Lachend deutet Sugoroku auf den Ascheeimer. »Wir nehmen die gute alte Asche dafür. Ich weiss, dass die reicheren Familien Salz nutzen und der Winzer nimmt sogar die getrockneten Reste von den Trauben.«

Nachdenklich sieht Atemu zu dem Ascheeimer. »Ja, meine vorherigen Besitzer haben uns immer Salz streuen lassen. Natürlich nur auf den Wegen, die sie benutzt haben, wir Sklaven und die Diener mussten rumrutschen oder eben mit Asche die wichtigsten Pfade streuen, wenn wir bei Schnee und Glatteis rausgehen mussten. Aber wird der Flur dann nicht extrem schnell schmutzig?«

»Ja, darum müssen wir im Winter noch genauer darauf achten, dass wir, wenn möglich überhaupt nicht mit den Schuhen ins Haus kommen. Egal, wie eilig wir es haben.«

 

Atemu hat aufmerksam zugehört. »Alles klar. Dann werde ich meine Hausschuhe noch näher an die Hintertür stellen. Also dann.
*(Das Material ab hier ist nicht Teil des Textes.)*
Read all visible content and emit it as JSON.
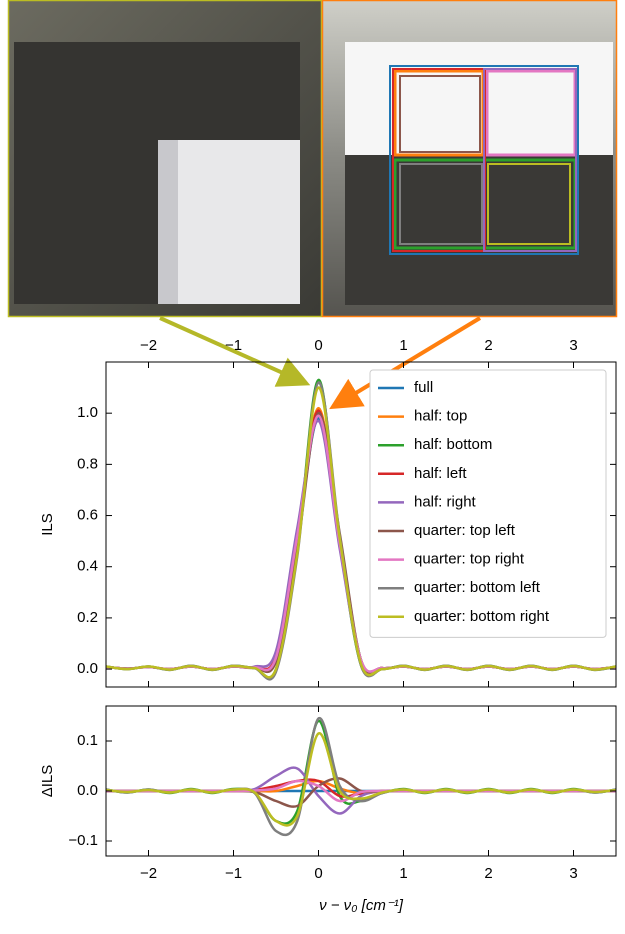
{
  "chart_data": [
    {
      "type": "line",
      "ylabel": "ILS",
      "xtick_side": "top",
      "legend": "upper right",
      "xlim": [
        -2.5,
        3.5
      ],
      "ylim": [
        -0.07,
        1.2
      ],
      "xticks": [
        {
          "value": -2,
          "label": "−2"
        },
        {
          "value": -1,
          "label": "−1"
        },
        0,
        1,
        2,
        3
      ],
      "yticks": [
        {
          "value": 0,
          "label": "0.0"
        },
        {
          "value": 0.2,
          "label": "0.2"
        },
        {
          "value": 0.4,
          "label": "0.4"
        },
        {
          "value": 0.6,
          "label": "0.6"
        },
        {
          "value": 0.8,
          "label": "0.8"
        },
        {
          "value": 1.0,
          "label": "1.0"
        }
      ],
      "x": [
        -2.5,
        -2.25,
        -2,
        -1.75,
        -1.5,
        -1.25,
        -1,
        -0.75,
        -0.5,
        -0.25,
        0,
        0.25,
        0.5,
        0.75,
        1,
        1.25,
        1.5,
        1.75,
        2,
        2.25,
        2.5,
        2.75,
        3,
        3.25,
        3.5
      ],
      "series": [
        {
          "name": "full",
          "color": "#1f77b4",
          "values": [
            0.008,
            0.002,
            0.008,
            0.0,
            0.01,
            0.0,
            0.01,
            0.006,
            0.04,
            0.5,
            0.98,
            0.51,
            0.035,
            0.004,
            0.01,
            0.0,
            0.01,
            0.0,
            0.01,
            0.0,
            0.01,
            0.0,
            0.01,
            0.0,
            0.008
          ]
        },
        {
          "name": "half: top",
          "color": "#ff7f0e",
          "values": [
            0.008,
            0.002,
            0.008,
            0.0,
            0.01,
            0.0,
            0.01,
            0.006,
            0.04,
            0.51,
            1.02,
            0.51,
            0.035,
            0.004,
            0.01,
            0.0,
            0.01,
            0.0,
            0.01,
            0.0,
            0.01,
            0.0,
            0.01,
            0.0,
            0.008
          ]
        },
        {
          "name": "half: bottom",
          "color": "#2ca02c",
          "values": [
            0.01,
            0.0,
            0.01,
            -0.003,
            0.013,
            -0.003,
            0.013,
            0.004,
            0.0,
            0.46,
            1.13,
            0.5,
            0.015,
            0.0,
            0.013,
            -0.003,
            0.013,
            -0.003,
            0.013,
            -0.003,
            0.013,
            -0.003,
            0.013,
            -0.003,
            0.01
          ]
        },
        {
          "name": "half: left",
          "color": "#d62728",
          "values": [
            0.008,
            0.002,
            0.008,
            0.0,
            0.01,
            0.0,
            0.01,
            0.008,
            0.05,
            0.52,
            1.01,
            0.5,
            0.03,
            0.004,
            0.01,
            0.0,
            0.01,
            0.0,
            0.01,
            0.0,
            0.01,
            0.0,
            0.01,
            0.0,
            0.008
          ]
        },
        {
          "name": "half: right",
          "color": "#9467bd",
          "values": [
            0.008,
            0.002,
            0.008,
            0.0,
            0.01,
            0.0,
            0.01,
            0.01,
            0.07,
            0.55,
            0.97,
            0.47,
            0.03,
            0.004,
            0.01,
            0.0,
            0.01,
            0.0,
            0.01,
            0.0,
            0.01,
            0.0,
            0.01,
            0.0,
            0.008
          ]
        },
        {
          "name": "quarter: top left",
          "color": "#8c564b",
          "values": [
            0.008,
            0.002,
            0.008,
            0.0,
            0.01,
            0.0,
            0.01,
            0.006,
            0.03,
            0.47,
            1.0,
            0.53,
            0.035,
            0.004,
            0.01,
            0.0,
            0.01,
            0.0,
            0.01,
            0.0,
            0.01,
            0.0,
            0.01,
            0.0,
            0.008
          ]
        },
        {
          "name": "quarter: top right",
          "color": "#e377c2",
          "values": [
            0.008,
            0.002,
            0.008,
            0.0,
            0.01,
            0.0,
            0.01,
            0.007,
            0.045,
            0.52,
            0.99,
            0.49,
            0.035,
            0.004,
            0.01,
            0.0,
            0.01,
            0.0,
            0.01,
            0.0,
            0.01,
            0.0,
            0.01,
            0.0,
            0.008
          ]
        },
        {
          "name": "quarter: bottom left",
          "color": "#7f7f7f",
          "values": [
            0.01,
            0.0,
            0.01,
            -0.003,
            0.013,
            -0.003,
            0.013,
            0.003,
            -0.01,
            0.44,
            1.12,
            0.52,
            0.015,
            0.0,
            0.013,
            -0.003,
            0.013,
            -0.003,
            0.013,
            -0.003,
            0.013,
            -0.003,
            0.013,
            -0.003,
            0.01
          ]
        },
        {
          "name": "quarter: bottom right",
          "color": "#bcbd22",
          "values": [
            0.01,
            0.0,
            0.01,
            -0.002,
            0.012,
            -0.002,
            0.012,
            0.004,
            0.0,
            0.45,
            1.1,
            0.51,
            0.02,
            0.0,
            0.012,
            -0.002,
            0.012,
            -0.002,
            0.012,
            -0.002,
            0.012,
            -0.002,
            0.012,
            -0.002,
            0.01
          ]
        }
      ]
    },
    {
      "type": "line",
      "ylabel": "ΔILS",
      "xlabel": "ν − ν₀ [cm⁻¹]",
      "xtick_side": "bottom",
      "xlim": [
        -2.5,
        3.5
      ],
      "ylim": [
        -0.13,
        0.17
      ],
      "xticks": [
        {
          "value": -2,
          "label": "−2"
        },
        {
          "value": -1,
          "label": "−1"
        },
        0,
        1,
        2,
        3
      ],
      "yticks": [
        {
          "value": -0.1,
          "label": "−0.1"
        },
        {
          "value": 0,
          "label": "0.0"
        },
        0.1
      ],
      "x": [
        -2.5,
        -2.25,
        -2,
        -1.75,
        -1.5,
        -1.25,
        -1,
        -0.75,
        -0.5,
        -0.25,
        0,
        0.25,
        0.5,
        0.75,
        1,
        1.25,
        1.5,
        1.75,
        2,
        2.25,
        2.5,
        2.75,
        3,
        3.25,
        3.5
      ],
      "series": [
        {
          "name": "full",
          "color": "#1f77b4",
          "values": [
            0,
            0,
            0,
            0,
            0,
            0,
            0,
            0,
            0,
            0,
            0,
            0,
            0,
            0,
            0,
            0,
            0,
            0,
            0,
            0,
            0,
            0,
            0,
            0,
            0
          ]
        },
        {
          "name": "half: top",
          "color": "#ff7f0e",
          "values": [
            0,
            0,
            0,
            0,
            0,
            0,
            0,
            0,
            0,
            0.01,
            0.02,
            0.005,
            -0.005,
            0,
            0,
            0,
            0,
            0,
            0,
            0,
            0,
            0,
            0,
            0,
            0
          ]
        },
        {
          "name": "half: bottom",
          "color": "#2ca02c",
          "values": [
            0.003,
            -0.003,
            0.003,
            -0.004,
            0.004,
            -0.004,
            0.004,
            -0.004,
            -0.06,
            -0.04,
            0.14,
            -0.01,
            -0.02,
            -0.004,
            0.004,
            -0.004,
            0.004,
            -0.004,
            0.004,
            -0.004,
            0.004,
            -0.004,
            0.004,
            -0.003,
            0.003
          ]
        },
        {
          "name": "half: left",
          "color": "#d62728",
          "values": [
            0,
            0,
            0,
            0,
            0,
            0,
            0,
            0.002,
            0.01,
            0.02,
            0.02,
            -0.01,
            -0.005,
            0,
            0,
            0,
            0,
            0,
            0,
            0,
            0,
            0,
            0,
            0,
            0
          ]
        },
        {
          "name": "half: right",
          "color": "#9467bd",
          "values": [
            0,
            0,
            0,
            0,
            0,
            0,
            0,
            0.004,
            0.03,
            0.045,
            -0.01,
            -0.045,
            -0.01,
            0,
            0,
            0,
            0,
            0,
            0,
            0,
            0,
            0,
            0,
            0,
            0
          ]
        },
        {
          "name": "quarter: top left",
          "color": "#8c564b",
          "values": [
            0,
            0,
            0,
            0,
            0,
            0,
            0,
            -0.002,
            -0.02,
            -0.03,
            0.01,
            0.025,
            0.0,
            0,
            0,
            0,
            0,
            0,
            0,
            0,
            0,
            0,
            0,
            0,
            0
          ]
        },
        {
          "name": "quarter: top right",
          "color": "#e377c2",
          "values": [
            0,
            0,
            0,
            0,
            0,
            0,
            0,
            0.001,
            0.005,
            0.02,
            0.01,
            -0.02,
            -0.002,
            0,
            0,
            0,
            0,
            0,
            0,
            0,
            0,
            0,
            0,
            0,
            0
          ]
        },
        {
          "name": "quarter: bottom left",
          "color": "#7f7f7f",
          "values": [
            0.003,
            -0.003,
            0.003,
            -0.003,
            0.003,
            -0.003,
            0.003,
            -0.004,
            -0.08,
            -0.06,
            0.145,
            0.01,
            -0.02,
            -0.004,
            0.003,
            -0.003,
            0.003,
            -0.003,
            0.003,
            -0.003,
            0.003,
            -0.003,
            0.003,
            -0.003,
            0.003
          ]
        },
        {
          "name": "quarter: bottom right",
          "color": "#bcbd22",
          "values": [
            0.002,
            -0.002,
            0.002,
            -0.003,
            0.003,
            -0.003,
            0.003,
            -0.003,
            -0.06,
            -0.05,
            0.115,
            0.0,
            -0.015,
            -0.003,
            0.003,
            -0.003,
            0.003,
            -0.003,
            0.003,
            -0.003,
            0.003,
            -0.003,
            0.003,
            -0.002,
            0.002
          ]
        }
      ]
    }
  ]
}
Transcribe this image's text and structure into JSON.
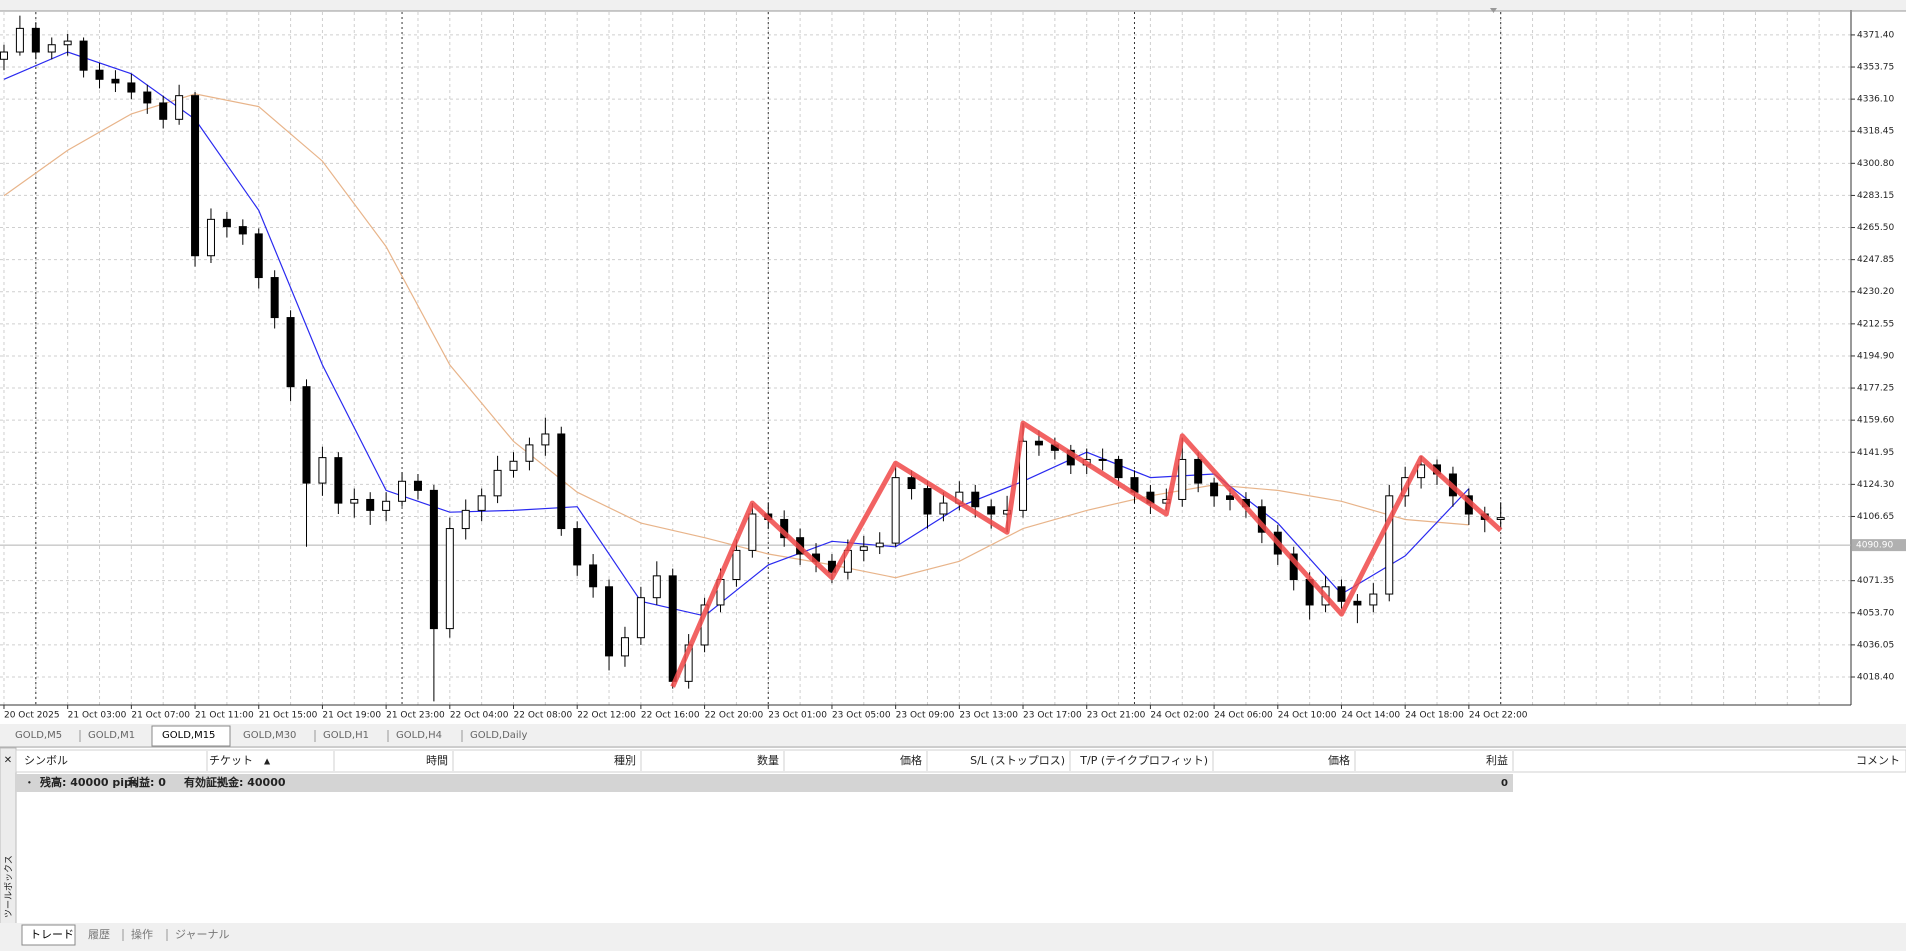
{
  "chart": {
    "type": "candlestick",
    "xlim": [
      -0.25,
      116
    ],
    "ylim": [
      4003,
      4384
    ],
    "xticks": [
      {
        "value": 0,
        "label": "20 Oct 2025"
      },
      {
        "value": 4,
        "label": "21 Oct 03:00"
      },
      {
        "value": 8,
        "label": "21 Oct 07:00"
      },
      {
        "value": 12,
        "label": "21 Oct 11:00"
      },
      {
        "value": 16,
        "label": "21 Oct 15:00"
      },
      {
        "value": 20,
        "label": "21 Oct 19:00"
      },
      {
        "value": 24,
        "label": "21 Oct 23:00"
      },
      {
        "value": 28,
        "label": "22 Oct 04:00"
      },
      {
        "value": 32,
        "label": "22 Oct 08:00"
      },
      {
        "value": 36,
        "label": "22 Oct 12:00"
      },
      {
        "value": 40,
        "label": "22 Oct 16:00"
      },
      {
        "value": 44,
        "label": "22 Oct 20:00"
      },
      {
        "value": 48,
        "label": "23 Oct 01:00"
      },
      {
        "value": 52,
        "label": "23 Oct 05:00"
      },
      {
        "value": 56,
        "label": "23 Oct 09:00"
      },
      {
        "value": 60,
        "label": "23 Oct 13:00"
      },
      {
        "value": 64,
        "label": "23 Oct 17:00"
      },
      {
        "value": 68,
        "label": "23 Oct 21:00"
      },
      {
        "value": 72,
        "label": "24 Oct 02:00"
      },
      {
        "value": 76,
        "label": "24 Oct 06:00"
      },
      {
        "value": 80,
        "label": "24 Oct 10:00"
      },
      {
        "value": 84,
        "label": "24 Oct 14:00"
      },
      {
        "value": 88,
        "label": "24 Oct 18:00"
      },
      {
        "value": 92,
        "label": "24 Oct 22:00"
      }
    ],
    "yticks": [
      {
        "value": 4371.4,
        "label": "4371.40"
      },
      4353.75,
      {
        "value": 4336.1,
        "label": "4336.10"
      },
      4318.45,
      {
        "value": 4300.8,
        "label": "4300.80"
      },
      4283.15,
      {
        "value": 4265.5,
        "label": "4265.50"
      },
      4247.85,
      {
        "value": 4230.2,
        "label": "4230.20"
      },
      4212.55,
      {
        "value": 4194.9,
        "label": "4194.90"
      },
      4177.25,
      {
        "value": 4159.6,
        "label": "4159.60"
      },
      4141.95,
      {
        "value": 4124.3,
        "label": "4124.30"
      },
      4106.65,
      4071.35,
      {
        "value": 4053.7,
        "label": "4053.70"
      },
      4036.05,
      {
        "value": 4018.4,
        "label": "4018.40"
      }
    ],
    "grid": true,
    "candles": [
      [
        4358,
        4366,
        4352,
        4362
      ],
      [
        4362,
        4382,
        4360,
        4375
      ],
      [
        4375,
        4378,
        4358,
        4362
      ],
      [
        4362,
        4370,
        4358,
        4366
      ],
      [
        4366,
        4372,
        4360,
        4368
      ],
      [
        4368,
        4370,
        4348,
        4352
      ],
      [
        4352,
        4356,
        4342,
        4347
      ],
      [
        4347,
        4352,
        4340,
        4345
      ],
      [
        4345,
        4350,
        4336,
        4340
      ],
      [
        4340,
        4344,
        4328,
        4334
      ],
      [
        4334,
        4338,
        4320,
        4325
      ],
      [
        4325,
        4344,
        4322,
        4338
      ],
      [
        4338,
        4340,
        4244,
        4250
      ],
      [
        4250,
        4276,
        4246,
        4270
      ],
      [
        4270,
        4274,
        4260,
        4266
      ],
      [
        4266,
        4270,
        4256,
        4262
      ],
      [
        4262,
        4265,
        4232,
        4238
      ],
      [
        4238,
        4242,
        4210,
        4216
      ],
      [
        4216,
        4220,
        4170,
        4178
      ],
      [
        4178,
        4182,
        4090,
        4125
      ],
      [
        4125,
        4145,
        4118,
        4139
      ],
      [
        4139,
        4142,
        4108,
        4114
      ],
      [
        4114,
        4122,
        4106,
        4116
      ],
      [
        4116,
        4120,
        4102,
        4110
      ],
      [
        4110,
        4120,
        4104,
        4115
      ],
      [
        4115,
        4131,
        4112,
        4126
      ],
      [
        4126,
        4130,
        4116,
        4121
      ],
      [
        4121,
        4124,
        4005,
        4045
      ],
      [
        4045,
        4106,
        4040,
        4100
      ],
      [
        4100,
        4116,
        4094,
        4110
      ],
      [
        4110,
        4122,
        4104,
        4118
      ],
      [
        4118,
        4140,
        4114,
        4132
      ],
      [
        4132,
        4142,
        4128,
        4137
      ],
      [
        4137,
        4150,
        4132,
        4146
      ],
      [
        4146,
        4161,
        4140,
        4152
      ],
      [
        4152,
        4156,
        4096,
        4100
      ],
      [
        4100,
        4104,
        4074,
        4080
      ],
      [
        4080,
        4086,
        4062,
        4068
      ],
      [
        4068,
        4072,
        4022,
        4030
      ],
      [
        4030,
        4046,
        4024,
        4040
      ],
      [
        4040,
        4068,
        4036,
        4062
      ],
      [
        4062,
        4082,
        4058,
        4074
      ],
      [
        4074,
        4078,
        4012,
        4016
      ],
      [
        4016,
        4042,
        4012,
        4036
      ],
      [
        4036,
        4062,
        4032,
        4058
      ],
      [
        4058,
        4078,
        4054,
        4072
      ],
      [
        4072,
        4094,
        4068,
        4088
      ],
      [
        4088,
        4114,
        4084,
        4108
      ],
      [
        4108,
        4114,
        4100,
        4105
      ],
      [
        4105,
        4110,
        4090,
        4095
      ],
      [
        4095,
        4100,
        4080,
        4086
      ],
      [
        4086,
        4092,
        4076,
        4082
      ],
      [
        4082,
        4086,
        4070,
        4076
      ],
      [
        4076,
        4094,
        4072,
        4088
      ],
      [
        4088,
        4096,
        4082,
        4090
      ],
      [
        4090,
        4098,
        4086,
        4092
      ],
      [
        4092,
        4134,
        4090,
        4128
      ],
      [
        4128,
        4132,
        4116,
        4122
      ],
      [
        4122,
        4126,
        4100,
        4108
      ],
      [
        4108,
        4120,
        4104,
        4114
      ],
      [
        4114,
        4126,
        4110,
        4120
      ],
      [
        4120,
        4124,
        4106,
        4112
      ],
      [
        4112,
        4116,
        4100,
        4108
      ],
      [
        4108,
        4118,
        4098,
        4110
      ],
      [
        4110,
        4158,
        4106,
        4148
      ],
      [
        4148,
        4154,
        4140,
        4146
      ],
      [
        4146,
        4150,
        4138,
        4143
      ],
      [
        4143,
        4146,
        4130,
        4135
      ],
      [
        4135,
        4144,
        4130,
        4138
      ],
      [
        4138,
        4144,
        4132,
        4138
      ],
      [
        4138,
        4140,
        4122,
        4128
      ],
      [
        4128,
        4132,
        4114,
        4120
      ],
      [
        4120,
        4124,
        4108,
        4114
      ],
      [
        4114,
        4122,
        4110,
        4116
      ],
      [
        4116,
        4150,
        4112,
        4138
      ],
      [
        4138,
        4142,
        4120,
        4125
      ],
      [
        4125,
        4128,
        4112,
        4118
      ],
      [
        4118,
        4122,
        4110,
        4116
      ],
      [
        4116,
        4120,
        4106,
        4112
      ],
      [
        4112,
        4116,
        4092,
        4098
      ],
      [
        4098,
        4102,
        4080,
        4086
      ],
      [
        4086,
        4090,
        4066,
        4072
      ],
      [
        4072,
        4076,
        4050,
        4058
      ],
      [
        4058,
        4074,
        4054,
        4068
      ],
      [
        4068,
        4072,
        4056,
        4060
      ],
      [
        4060,
        4064,
        4048,
        4058
      ],
      [
        4058,
        4070,
        4054,
        4064
      ],
      [
        4064,
        4124,
        4060,
        4118
      ],
      [
        4118,
        4134,
        4112,
        4128
      ],
      [
        4128,
        4140,
        4122,
        4135
      ],
      [
        4135,
        4138,
        4124,
        4130
      ],
      [
        4130,
        4134,
        4112,
        4118
      ],
      [
        4118,
        4122,
        4102,
        4108
      ],
      [
        4108,
        4112,
        4098,
        4105
      ],
      [
        4105,
        4114,
        4100,
        4106
      ]
    ],
    "series": [
      {
        "color": "#2a2af0",
        "x": [
          0,
          4,
          8,
          12,
          16,
          20,
          24,
          28,
          32,
          36,
          40,
          44,
          48,
          52,
          56,
          60,
          64,
          68,
          72,
          76,
          80,
          84,
          88,
          92
        ],
        "values": [
          4347,
          4362,
          4350,
          4325,
          4275,
          4190,
          4121,
          4109,
          4110,
          4112,
          4060,
          4052,
          4080,
          4093,
          4090,
          4112,
          4126,
          4142,
          4128,
          4130,
          4103,
          4064,
          4085,
          4122
        ]
      },
      {
        "color": "#e8b48a",
        "x": [
          0,
          4,
          8,
          12,
          16,
          20,
          24,
          28,
          32,
          36,
          40,
          44,
          48,
          52,
          56,
          60,
          64,
          68,
          72,
          76,
          80,
          84,
          88,
          92
        ],
        "values": [
          4283,
          4308,
          4328,
          4339,
          4332,
          4302,
          4255,
          4190,
          4148,
          4120,
          4103,
          4095,
          4086,
          4080,
          4073,
          4082,
          4100,
          4110,
          4118,
          4124,
          4121,
          4115,
          4105,
          4102
        ]
      }
    ],
    "zigzag": {
      "color": "#f04848",
      "x": [
        42,
        47,
        52,
        56,
        63,
        64,
        73,
        74,
        84,
        89,
        94
      ],
      "values": [
        4013,
        4114,
        4073,
        4136,
        4098,
        4158,
        4108,
        4151,
        4053,
        4139,
        4099
      ]
    },
    "day_separators": [
      2,
      25,
      48,
      71,
      94
    ],
    "current_price": {
      "value": 4090.9,
      "label": "4090.90"
    }
  },
  "tabs": [
    "GOLD,M5",
    "GOLD,M1",
    "GOLD,M15",
    "GOLD,M30",
    "GOLD,H1",
    "GOLD,H4",
    "GOLD,Daily"
  ],
  "active_tab": 2,
  "terminal": {
    "side_label": "ツールボックス",
    "columns": [
      "シンボル",
      "チケット",
      "時間",
      "種別",
      "数量",
      "価格",
      "S/L (ストップロス)",
      "T/P (テイクプロフィット)",
      "価格",
      "利益",
      "コメント"
    ],
    "sort_indicator": "▲",
    "summary": [
      "残高: 40000 pips",
      "利益: 0",
      "有効証拠金: 40000"
    ],
    "summary_profit": 0,
    "tabs": [
      "トレード",
      "履歴",
      "操作",
      "ジャーナル"
    ]
  }
}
Ich bin dann draussen und kümmere mich um die sicher schon halb verhungerten Pferde.« Sugoroku zuzwinkernd verlässt er die Küche.

 

Draussen wird er wirklich schon mit einem ungeduldigen Schnauben begrüsst, als er durch das Schneetreiben erst zum Tor eilt und dieses mit den Seilen blockiert, ehe er zum Stall geht. «Ja, ihr kommt ja gleich raus«, ruft er den beiden zu und holt die Heunetze aus dem Lager. Die Boxentüren bewusst offen stehen lassend, hängt er die Netze in die Boxen. »Na, der Hunger ist ja wirklich extrem gross.« Kopfschüttelnd beobachtet Atemu Rocky und Blacky, die das Heu in den Boxen ignorieren und lieber verspielt durch den Schnee traben und sich genüsslich wälzen. »Immerhin kann ich jetzt in aller Ruhe ausmisten.«

 

Irgendwann wird es auch den beiden Pferden zu langweilig oder der Hunger wird grösser als er Schneespass. Auf jeden Fall traben sie zurück in ihre Boxen und fangen an zu fressen.

Seufzend betrachtet sich Atemu nun den Hinterhof und holt die Schneeschippe. Je länger er den Schnee zusammenschiebt, desto wärmer wird ihm, sodass er nach einiger Zeit sogar die Knöpfe seiner Jacke öffnet.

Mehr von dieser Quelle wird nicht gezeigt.